The delinquency curve shows how the default rate (proportion of pos_labels) changes with different approval rates. The curve is typically plotted on a graph, with the approval rate on the x-axis and the default rate on the y-axis. The curve is created by sorting the samples by score and calculating the default rate for subsequently larger population getting the best scores at first.
Deliquency curve is key on many actuarial operations, where grasping the relative percentage of misclassification on approval levels is vital.
Parameters
- y_truearray-like, shape (n_samples,)
True binary labels. If labels are not either {-1, 1} or {0, 1}, then pos_label should be explicitly given.

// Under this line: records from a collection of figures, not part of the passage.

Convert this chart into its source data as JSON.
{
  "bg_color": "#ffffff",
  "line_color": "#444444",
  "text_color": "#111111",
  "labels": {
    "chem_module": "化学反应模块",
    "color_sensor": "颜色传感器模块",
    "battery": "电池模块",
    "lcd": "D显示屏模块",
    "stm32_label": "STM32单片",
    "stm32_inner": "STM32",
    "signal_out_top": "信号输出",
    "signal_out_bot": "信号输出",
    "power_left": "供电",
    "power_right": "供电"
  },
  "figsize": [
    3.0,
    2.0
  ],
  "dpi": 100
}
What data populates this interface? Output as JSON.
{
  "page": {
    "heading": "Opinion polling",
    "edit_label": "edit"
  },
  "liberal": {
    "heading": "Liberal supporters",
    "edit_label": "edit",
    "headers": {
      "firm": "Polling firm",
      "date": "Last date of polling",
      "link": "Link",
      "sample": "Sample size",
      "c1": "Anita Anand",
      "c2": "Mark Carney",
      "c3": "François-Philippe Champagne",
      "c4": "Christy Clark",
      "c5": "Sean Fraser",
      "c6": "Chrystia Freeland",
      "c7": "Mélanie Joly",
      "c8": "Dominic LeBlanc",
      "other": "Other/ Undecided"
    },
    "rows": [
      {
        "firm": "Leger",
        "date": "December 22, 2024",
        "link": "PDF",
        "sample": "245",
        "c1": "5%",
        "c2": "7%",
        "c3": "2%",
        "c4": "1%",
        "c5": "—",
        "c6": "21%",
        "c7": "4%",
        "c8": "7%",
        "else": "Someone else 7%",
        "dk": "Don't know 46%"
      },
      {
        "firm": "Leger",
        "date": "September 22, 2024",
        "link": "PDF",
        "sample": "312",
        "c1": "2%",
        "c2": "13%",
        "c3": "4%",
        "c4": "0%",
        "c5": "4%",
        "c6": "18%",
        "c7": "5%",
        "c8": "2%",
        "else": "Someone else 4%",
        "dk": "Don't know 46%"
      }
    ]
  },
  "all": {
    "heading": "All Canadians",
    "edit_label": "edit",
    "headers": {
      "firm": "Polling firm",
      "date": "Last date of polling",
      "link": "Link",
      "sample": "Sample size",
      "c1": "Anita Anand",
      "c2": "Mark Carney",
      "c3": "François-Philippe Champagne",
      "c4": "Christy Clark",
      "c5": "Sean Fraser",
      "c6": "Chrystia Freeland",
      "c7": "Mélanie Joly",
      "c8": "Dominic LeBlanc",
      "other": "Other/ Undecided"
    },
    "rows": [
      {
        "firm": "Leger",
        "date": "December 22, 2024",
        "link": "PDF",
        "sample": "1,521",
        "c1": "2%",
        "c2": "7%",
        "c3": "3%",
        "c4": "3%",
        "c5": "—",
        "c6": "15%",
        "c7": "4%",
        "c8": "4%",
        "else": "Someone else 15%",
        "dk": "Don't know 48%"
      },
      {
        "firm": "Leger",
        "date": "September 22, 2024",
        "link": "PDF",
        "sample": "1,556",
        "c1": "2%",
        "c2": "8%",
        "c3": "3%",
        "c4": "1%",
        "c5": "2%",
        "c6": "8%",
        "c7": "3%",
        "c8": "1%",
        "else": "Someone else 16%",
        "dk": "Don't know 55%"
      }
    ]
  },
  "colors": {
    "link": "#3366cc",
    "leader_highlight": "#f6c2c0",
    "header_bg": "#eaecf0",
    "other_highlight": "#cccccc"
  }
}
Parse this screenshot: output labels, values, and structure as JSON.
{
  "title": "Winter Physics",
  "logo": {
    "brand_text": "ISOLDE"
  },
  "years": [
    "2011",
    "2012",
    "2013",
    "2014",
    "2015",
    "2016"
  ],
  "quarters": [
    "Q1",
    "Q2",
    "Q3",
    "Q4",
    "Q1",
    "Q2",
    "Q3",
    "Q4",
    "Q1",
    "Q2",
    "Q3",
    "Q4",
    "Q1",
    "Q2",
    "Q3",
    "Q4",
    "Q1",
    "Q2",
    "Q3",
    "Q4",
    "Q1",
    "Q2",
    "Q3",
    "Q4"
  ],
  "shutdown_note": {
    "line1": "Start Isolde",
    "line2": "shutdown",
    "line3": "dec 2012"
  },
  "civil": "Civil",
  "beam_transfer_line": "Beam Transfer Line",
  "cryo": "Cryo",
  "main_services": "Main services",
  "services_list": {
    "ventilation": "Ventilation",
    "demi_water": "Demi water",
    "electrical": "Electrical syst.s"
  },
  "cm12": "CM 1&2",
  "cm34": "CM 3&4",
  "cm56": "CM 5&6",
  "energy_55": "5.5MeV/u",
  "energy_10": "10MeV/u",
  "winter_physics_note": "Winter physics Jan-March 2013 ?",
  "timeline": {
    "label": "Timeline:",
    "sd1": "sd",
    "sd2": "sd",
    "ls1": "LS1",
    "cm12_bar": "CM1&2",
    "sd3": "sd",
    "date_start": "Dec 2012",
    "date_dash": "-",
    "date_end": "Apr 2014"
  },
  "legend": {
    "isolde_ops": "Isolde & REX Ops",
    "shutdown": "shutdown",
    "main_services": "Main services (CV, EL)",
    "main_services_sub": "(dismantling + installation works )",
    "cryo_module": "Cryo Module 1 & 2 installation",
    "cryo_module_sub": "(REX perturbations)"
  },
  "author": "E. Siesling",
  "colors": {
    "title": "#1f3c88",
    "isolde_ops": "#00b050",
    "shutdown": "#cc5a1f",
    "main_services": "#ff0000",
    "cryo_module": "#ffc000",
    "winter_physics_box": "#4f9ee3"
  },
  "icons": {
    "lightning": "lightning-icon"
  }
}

- y_scorearray-like, shape (n_samples,)
Target scores, can either be probability estimates of the positive class, confidence values, or non-thresholded measure of decisions (as returned by “decision_function” on some classifiers).
- pos_labelint or str, default=None
The label of the positive class.
Returns
- approval_rate: array-like, shape (n_samples,).
Increasing approval rate (percentage of approved best scores) used to compute default_rate. It lies in the support (0, 1).
- default_rate: array-like, shape (n_samples,).
Default rates values for the approval rates such that the element i it proportion of delinquents when approving approval_rate[i] of the population.
- optimal_rate: array-like, shape (n_samples,).
Optimal default rates for a perfect model.